Le 24 octobre 2025, l’institut fêtera ses 80 ans. Depuis sa création, il analyse les dynamiques de population en France et dans le monde pour comprendre les évolutions démographiques et sociétales de demain. Valérie Golaz, chercheure à l’Ined, a répondu à nos questions en s’appuyant sur ses propres travaux et ceux d’une nouvelle génération de doctorants de l’Ined.
(Interview réalisé en juin 2025)
Qu’est-ce que les technologies satellitaires apportent à l’étude des interactions entre population et environnement ?
Des données satellitaires de plus en plus fines et fréquentes nous arrivent, dans le domaine de l’observation de la terre. Avec une couverture planétaire, elles constituent une source d’information de plus en plus précise sur les usages du sol, le bâti, le climat ou l’atmosphère. Ces types de données sont utilisés depuis longtemps dans d’autres disciplines, mais en sciences humaines et sociales leur usage ne se développe que depuis une vingtaine d’années. Un changement de perspective s’est opéré. Alors que dans un premier temps on ne regardait que les effets de la population sur l’environnement (transformation des usages des sols, urbanisation), se développent maintenant des travaux portant sur la relation inverse : le rôle de l’environnement et de ses transformations, entre autres facteurs, dans les inégalités au sein de la population, sur la santé, sur les migrations.
Comment est-ce que la démographie s’en empare ?
L’accessibilité de données environnementales de ce type permet une contextualisation systématique de nos données habituelles (données administrative, enquêtes, recensements, …). Cela ouvre la possibilité d’une meilleure prise en compte dans l’analyse de phénomènes démographiques, au-delà des éléments habituels, des caractéristiques du cadre de vie, de l’environnement. A une date donnée (en transversal), les caractéristiques individuelles peuvent être reliées, en milieu urbain comme rural, à la catégorisation des sols ou à la pollution de l’air.
Dans une perspective dynamique (en longitudinal), cela permet également de prendre en compte le changement environnemental dans l’étude des trajectoires individuelles suivies au fil du temps, même lorsqu’elles s’inscrivent dans des lieux différents, sans collecte particulière. On peut ainsi doublement aborder les effets des transformations du climat sur la population. Enfin, par une observation de plus en plus fine des bâtiments, de leur densité, de leur hauteur, les satellites apportent aujourd’hui des données qui permettent d’estimer les populations sans forcément devoir mener de recensement exhaustif sur l’ensemble de la planète.
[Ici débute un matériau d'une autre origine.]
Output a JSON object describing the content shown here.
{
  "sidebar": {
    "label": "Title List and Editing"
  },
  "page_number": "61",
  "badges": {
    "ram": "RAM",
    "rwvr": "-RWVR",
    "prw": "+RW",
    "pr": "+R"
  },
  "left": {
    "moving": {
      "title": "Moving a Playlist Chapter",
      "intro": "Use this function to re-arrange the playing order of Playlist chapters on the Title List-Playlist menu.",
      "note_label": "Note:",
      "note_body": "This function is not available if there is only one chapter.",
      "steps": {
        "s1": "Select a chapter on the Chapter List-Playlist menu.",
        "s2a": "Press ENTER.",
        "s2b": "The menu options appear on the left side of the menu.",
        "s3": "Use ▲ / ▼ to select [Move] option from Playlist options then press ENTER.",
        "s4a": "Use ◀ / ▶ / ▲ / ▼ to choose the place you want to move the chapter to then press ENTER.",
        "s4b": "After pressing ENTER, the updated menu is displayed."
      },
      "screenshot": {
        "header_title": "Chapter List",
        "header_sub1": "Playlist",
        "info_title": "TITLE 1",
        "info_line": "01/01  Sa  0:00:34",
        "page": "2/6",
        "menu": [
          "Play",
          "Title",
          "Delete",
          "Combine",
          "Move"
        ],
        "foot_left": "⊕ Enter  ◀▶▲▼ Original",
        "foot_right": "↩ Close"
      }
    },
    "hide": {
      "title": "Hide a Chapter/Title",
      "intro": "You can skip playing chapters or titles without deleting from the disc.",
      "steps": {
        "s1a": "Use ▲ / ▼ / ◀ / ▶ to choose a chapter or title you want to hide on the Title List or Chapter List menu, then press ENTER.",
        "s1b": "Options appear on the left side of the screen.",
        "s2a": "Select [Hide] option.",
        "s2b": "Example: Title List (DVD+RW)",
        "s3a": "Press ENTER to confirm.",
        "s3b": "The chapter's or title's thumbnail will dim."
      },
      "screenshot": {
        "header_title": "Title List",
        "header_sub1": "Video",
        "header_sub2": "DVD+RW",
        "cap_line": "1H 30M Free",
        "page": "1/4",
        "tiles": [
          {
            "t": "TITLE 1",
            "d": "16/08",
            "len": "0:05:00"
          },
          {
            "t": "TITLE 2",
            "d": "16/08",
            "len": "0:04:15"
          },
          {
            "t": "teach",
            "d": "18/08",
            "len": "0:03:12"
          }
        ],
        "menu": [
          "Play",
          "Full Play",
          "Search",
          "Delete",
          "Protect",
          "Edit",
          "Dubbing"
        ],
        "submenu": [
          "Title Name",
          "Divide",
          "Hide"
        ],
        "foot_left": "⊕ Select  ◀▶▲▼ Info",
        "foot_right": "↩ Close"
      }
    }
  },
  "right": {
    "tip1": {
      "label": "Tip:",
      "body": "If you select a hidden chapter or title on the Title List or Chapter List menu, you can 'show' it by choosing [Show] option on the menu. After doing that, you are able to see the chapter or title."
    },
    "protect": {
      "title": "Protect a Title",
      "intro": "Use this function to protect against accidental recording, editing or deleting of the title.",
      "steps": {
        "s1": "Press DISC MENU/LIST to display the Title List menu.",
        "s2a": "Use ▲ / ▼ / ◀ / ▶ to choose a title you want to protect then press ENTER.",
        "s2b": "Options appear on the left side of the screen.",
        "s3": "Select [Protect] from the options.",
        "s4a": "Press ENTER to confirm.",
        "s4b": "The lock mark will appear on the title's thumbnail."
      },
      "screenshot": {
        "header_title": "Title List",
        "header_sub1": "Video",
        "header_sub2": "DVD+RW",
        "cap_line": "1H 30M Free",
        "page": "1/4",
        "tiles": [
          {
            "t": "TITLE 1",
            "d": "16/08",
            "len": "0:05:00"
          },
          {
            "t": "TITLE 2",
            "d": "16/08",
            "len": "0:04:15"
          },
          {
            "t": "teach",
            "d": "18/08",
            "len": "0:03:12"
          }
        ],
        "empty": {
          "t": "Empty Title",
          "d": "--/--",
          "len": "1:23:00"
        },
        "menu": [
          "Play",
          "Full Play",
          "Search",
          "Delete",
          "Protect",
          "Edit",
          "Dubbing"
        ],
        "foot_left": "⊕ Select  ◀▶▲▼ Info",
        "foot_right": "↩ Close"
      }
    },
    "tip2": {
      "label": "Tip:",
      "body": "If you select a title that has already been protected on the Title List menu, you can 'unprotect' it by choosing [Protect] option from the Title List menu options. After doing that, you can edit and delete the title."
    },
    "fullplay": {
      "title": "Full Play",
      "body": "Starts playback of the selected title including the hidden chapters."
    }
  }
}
Aujourd’hui l’un des produits les plus utilisés dans ce domaine sont les données carroyées du programme Worldpop, avec des estimations de population par sexe et groupe d’âges de 2000 à 2030. Ces données permettent elles-mêmes d’autres types d’analyses, comme des analyses localisées de l’exposition aux risques environnementaux par exemple.
Les données satellitaires peuvent-elles remplacer les recensements de population ?
Elles ne le pourront jamais complètement ! Ceci pour deux raisons :
- Premièrement, du point de vue du dénombrement de la population, même si les valeurs estimées sont de plus en plus précises, cela ne pourrait se faire sans recensements qui, même s’ils ne sont pas exhaustifs, couvrent la diversité des situations en présence pour entrainer les modèles statistiques et valider les résultats.
- De plus, un recensement n’est pas simplement la production du nombre de résidents des zones administratives d’une région ou d’un pays. C’est aussi la collecte de caractéristiques des individus, des structures domestiques et de parenté, la taille et le confort des logements qui permet ensuite des analyses localisées. Le recensement reste incontournable pour les besoins d’un pays, pour la connaissance de sa population. Les données satellitaires permettent simplement de produire des estimations, moins détaillées, moins sûres en fin de compte, dans des zones ou des pays où il n’est pas possible d’envoyer des agents recenseurs sur le terrain.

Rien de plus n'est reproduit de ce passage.